1. Introduction :
In recent years, ‘scrutiny assessments’ have become a nightmare for taxpayers as well as professionals. It is also seen that many of the officers themselves are not very comfortable with the manner in which things are administered or thrust on them. The starting point of the ‘scrutiny’ is the service of notice u/s.143(2) of the Income-tax Act, 1961 (the Act). After the introduction of Fringe Benefit Tax (FBT) by Finance Act, 2005, S. 115WE(2) also contemplates an assessment similar to S. 143(3). Because of these two assessments, a peculiar problem is faced. The same is discussed in the succeeding paragraphs. This is all the more relevant, particularly when there were two separate returns i.e., one for income and the other for FBT. Even after introduction of combined form of return of income and FBT, it is pertinent to note that there are two separate assessments for each.
2. Nature of problem :
2.1 A few assessees received notice u/s.115WE(2) for assessment u/s.115WE for FBT. This was received within the prescribed time for A.Y. 2006-07.
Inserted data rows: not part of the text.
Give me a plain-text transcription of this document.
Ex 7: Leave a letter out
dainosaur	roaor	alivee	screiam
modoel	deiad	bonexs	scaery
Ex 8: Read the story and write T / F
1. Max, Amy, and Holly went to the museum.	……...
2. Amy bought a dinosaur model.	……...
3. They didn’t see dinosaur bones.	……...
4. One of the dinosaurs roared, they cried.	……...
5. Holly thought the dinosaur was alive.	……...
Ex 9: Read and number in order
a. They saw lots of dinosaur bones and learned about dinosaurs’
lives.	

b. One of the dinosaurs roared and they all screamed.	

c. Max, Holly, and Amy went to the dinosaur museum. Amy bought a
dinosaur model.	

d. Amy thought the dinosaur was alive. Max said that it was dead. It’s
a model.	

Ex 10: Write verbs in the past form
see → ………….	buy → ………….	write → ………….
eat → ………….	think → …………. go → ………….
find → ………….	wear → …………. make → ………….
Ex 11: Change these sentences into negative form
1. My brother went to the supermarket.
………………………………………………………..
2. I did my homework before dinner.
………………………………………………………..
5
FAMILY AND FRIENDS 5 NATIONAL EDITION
2.2 Further, due to e-filing of returns, the assessees also received notices u/s.142(1) requiring them to furnish hard copies of accounts, reports, TDS certificates and so on.
2.3 It may be pertinent to note that notice u/s. 142(1) is common for both the assessments i.e., the assessment of income as well as of fringe benefits.
2.4 Assessees confirm having received aforementioned notices; but are sure that the cover did not contain any notice u/s.143(2).
2.5 These assessees received fresh notice u/s. 143(2) dated much beyond the time permissible u/s.143(2). Strictly speaking, the notice is out of time on the face of it.
2.6 Now, the dilemma arises. The acknowledge-ment is given for the cover (envelope). There is no clarity as to its contents. If at all the notice was served earlier u/s.143(2) along with the notice for FBT assessment, there is no need for fresh notice u/s.143(2).
2.7 The Finance Act, 2008 has given considerable liberty to the AOs to commit lapses — E.g.,
— S. 282A : Notice need not be signed and only name and designation is printed/stamped/ otherwise written is sufficient.
— S. 292BB : Where an assessee appeared in any proceedings/co-operated in any inquiry, it shall be deemed that the notice has been duly served and he shall be precluded from taking any objections in this regard, after completion of assessment.
2.8 At the same time, one cannot really afford to take a tough stand regarding non-service of notice. Everybody is aware of the nuisance value resulting from such an action.
3. Conclusion :
There is already abundant litigation with regard to the service of notice e.g., Notice accepted by a neighbour or a servant or a person other than assessee. There are also issues of service of notice by affixture. The dilemma being created by two separate assessments will add to this litigation. Therefore, it is high time that the CBDT issues a Circular to clarify the position.